Machine learning is a branch of artificial intelligence (AI) that refers to technologies that allow computers to learn and adapt through understanding. It rivals human cognition - i.e. learning based on experience and patterns, rather than by inference (cause and effect). Today, deep learning progressions in machine learning allow machines to teach themselves how to build models for pattern recognition (rather than relying on humans to build them).
The last five years have really seen a rise in AI and ML technologies for enterprises. Most of which can be attributed to advancements in computing power and the evolution of paradigms like distributed computing, big data and cloud computing.
Technology titans like Google (in its search engine), Amazon (with its product recommendations) and Facebook (with its news feed) pioneered early commercial applications of ML. These businesses managed to build a veritable treasure trove of valuable behavioral data from hundreds of millions of users. In order to efficiently collect, cleanse, organize and analyze their consumer data, these companies built scalable big data frameworks and applications then open sourced them to the world. By opening access to these big data frameworks, they better fast, scaled quickly, and allowed businesses to develop more value from their data.

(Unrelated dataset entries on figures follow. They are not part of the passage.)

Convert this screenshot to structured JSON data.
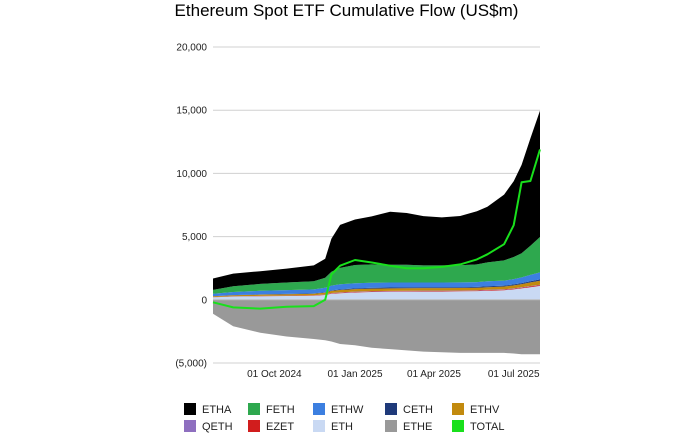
{
  "chart_data": {
    "type": "area",
    "title": "Ethereum Spot ETF Cumulative Flow (US$m)",
    "xlabel": "",
    "ylabel": "",
    "ylim": [
      -5000,
      20000
    ],
    "yticks": [
      20000,
      15000,
      10000,
      5000,
      0,
      -5000
    ],
    "ytick_labels": [
      "20,000",
      "15,000",
      "10,000",
      "5,000",
      "0",
      "(5,000)"
    ],
    "xticks": [
      {
        "date": "2024-10-01",
        "label": "01 Oct 2024"
      },
      {
        "date": "2025-01-01",
        "label": "01 Jan 2025"
      },
      {
        "date": "2025-04-01",
        "label": "01 Apr 2025"
      },
      {
        "date": "2025-07-01",
        "label": "01 Jul 2025"
      }
    ],
    "grid": true,
    "legend_position": "bottom",
    "stack_order": [
      "ETH",
      "EZET",
      "QETH",
      "ETHV",
      "CETH",
      "ETHW",
      "FETH",
      "ETHA"
    ],
    "x": [
      "2024-07-23",
      "2024-08-15",
      "2024-09-15",
      "2024-10-15",
      "2024-11-15",
      "2024-11-28",
      "2024-12-05",
      "2024-12-15",
      "2025-01-01",
      "2025-01-20",
      "2025-02-10",
      "2025-03-01",
      "2025-03-20",
      "2025-04-10",
      "2025-05-01",
      "2025-05-20",
      "2025-06-01",
      "2025-06-20",
      "2025-07-01",
      "2025-07-10",
      "2025-07-20",
      "2025-07-31"
    ],
    "series": [
      {
        "name": "ETHA",
        "color": "#000000",
        "values": [
          900,
          1000,
          1000,
          1100,
          1250,
          1500,
          2600,
          3400,
          3600,
          3800,
          4200,
          4100,
          3900,
          3800,
          3900,
          4200,
          4400,
          5200,
          6000,
          7000,
          8500,
          10000
        ]
      },
      {
        "name": "FETH",
        "color": "#2ea84e",
        "values": [
          300,
          450,
          550,
          600,
          650,
          800,
          1100,
          1300,
          1450,
          1450,
          1400,
          1400,
          1350,
          1350,
          1350,
          1400,
          1500,
          1600,
          1750,
          1900,
          2300,
          2800
        ]
      },
      {
        "name": "ETHW",
        "color": "#3c7fe0",
        "values": [
          200,
          250,
          280,
          300,
          320,
          350,
          380,
          400,
          400,
          400,
          400,
          390,
          380,
          380,
          380,
          380,
          390,
          400,
          420,
          450,
          500,
          550
        ]
      },
      {
        "name": "CETH",
        "color": "#1f3a7a",
        "values": [
          10,
          15,
          20,
          20,
          25,
          30,
          40,
          50,
          60,
          65,
          65,
          65,
          65,
          65,
          65,
          65,
          70,
          70,
          75,
          80,
          90,
          100
        ]
      },
      {
        "name": "ETHV",
        "color": "#c28a0e",
        "values": [
          60,
          80,
          100,
          110,
          120,
          140,
          170,
          190,
          200,
          200,
          200,
          200,
          200,
          200,
          200,
          200,
          210,
          220,
          240,
          260,
          290,
          320
        ]
      },
      {
        "name": "QETH",
        "color": "#8e6fbf",
        "values": [
          5,
          10,
          10,
          15,
          15,
          20,
          20,
          25,
          25,
          25,
          25,
          25,
          25,
          25,
          25,
          25,
          25,
          25,
          30,
          30,
          30,
          30
        ]
      },
      {
        "name": "EZET",
        "color": "#d11d1d",
        "values": [
          10,
          15,
          20,
          20,
          25,
          30,
          35,
          40,
          40,
          40,
          40,
          40,
          40,
          40,
          40,
          40,
          45,
          45,
          50,
          55,
          60,
          65
        ]
      },
      {
        "name": "ETH",
        "color": "#c9d9f3",
        "values": [
          200,
          250,
          280,
          300,
          320,
          380,
          480,
          520,
          580,
          620,
          640,
          650,
          660,
          660,
          670,
          690,
          720,
          760,
          820,
          900,
          1000,
          1100
        ]
      },
      {
        "name": "ETHE",
        "color": "#999999",
        "values": [
          -1100,
          -2100,
          -2600,
          -2900,
          -3100,
          -3200,
          -3300,
          -3500,
          -3600,
          -3800,
          -3900,
          -4000,
          -4100,
          -4150,
          -4200,
          -4200,
          -4200,
          -4200,
          -4250,
          -4300,
          -4300,
          -4300
        ]
      },
      {
        "name": "TOTAL",
        "color": "#19e01c",
        "values": [
          -200,
          -600,
          -700,
          -550,
          -500,
          0,
          2000,
          2700,
          3150,
          2950,
          2700,
          2500,
          2500,
          2600,
          2800,
          3200,
          3600,
          4400,
          5900,
          9300,
          9400,
          11900
        ]
      }
    ]
  }
}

Organizations are already beginning to use AI to bolster cybersecurity and offer more protections against sophisticated hackers. AI helps by automating complex processes for detecting attacks and reacting to breaches. These applications are becoming more and more sophisticated as AI is deployed for security.

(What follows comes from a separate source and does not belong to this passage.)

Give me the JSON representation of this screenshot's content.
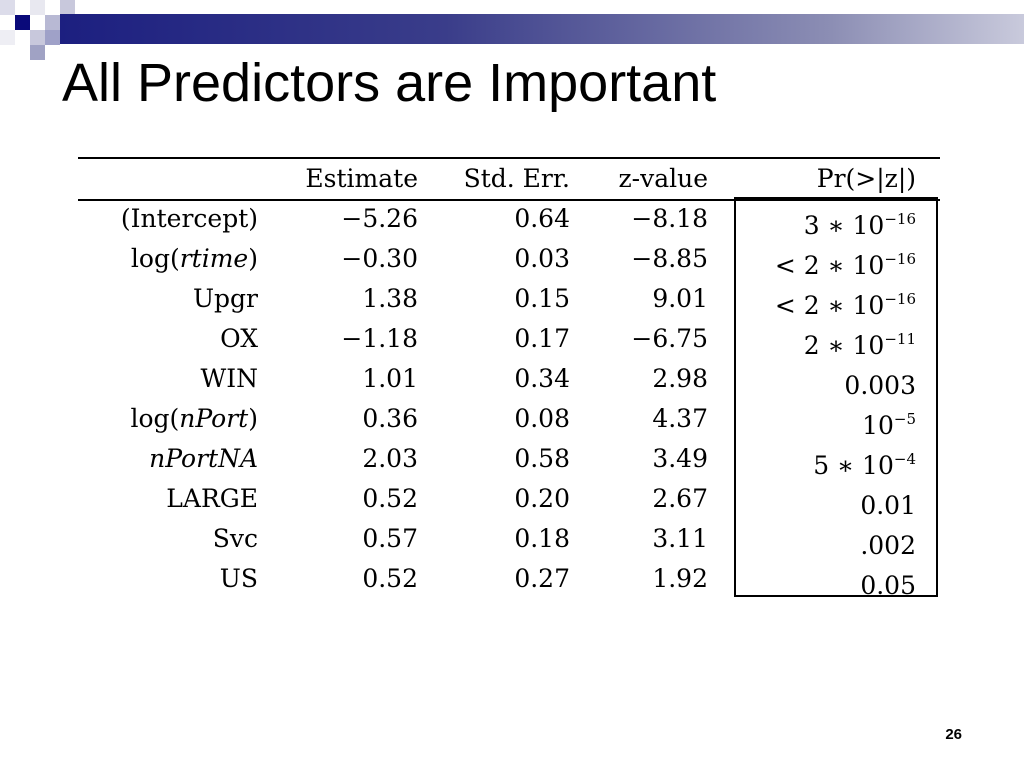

Data deception technology products can automatically detect, analyze, and defend against advanced attacks by proactively detecting and tricking attackers. So, when you combine very smart security personnel with adaptive technology that continues to change and become smarter over time, this provides a competitive edge to defenders that have primarily been absent from most cybersecurity technologies to date.

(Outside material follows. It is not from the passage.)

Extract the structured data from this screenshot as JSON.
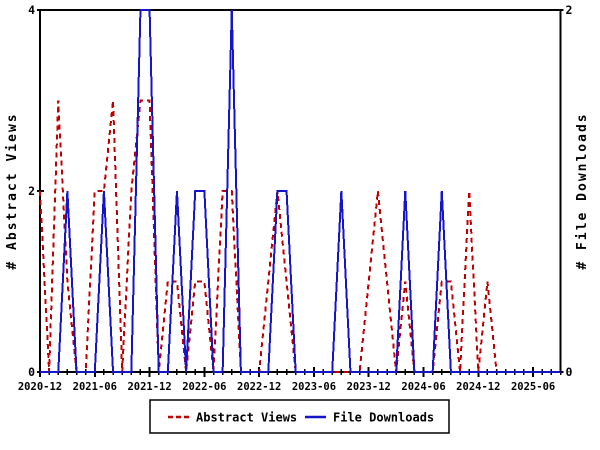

On the other hand, AI can open exposures as well, particularly when it depends on interfaces within and across organizations that inadvertently create opportunities for access by "bad actors" or disreputable agents. Attackers are beginning to deploy AI too, enabling it to have the ability to make decisions that benefit attackers. Meaning they will slowly develop automated hacks that are able to study and learn about the systems they target, and identify vulnerabilities, on the fly.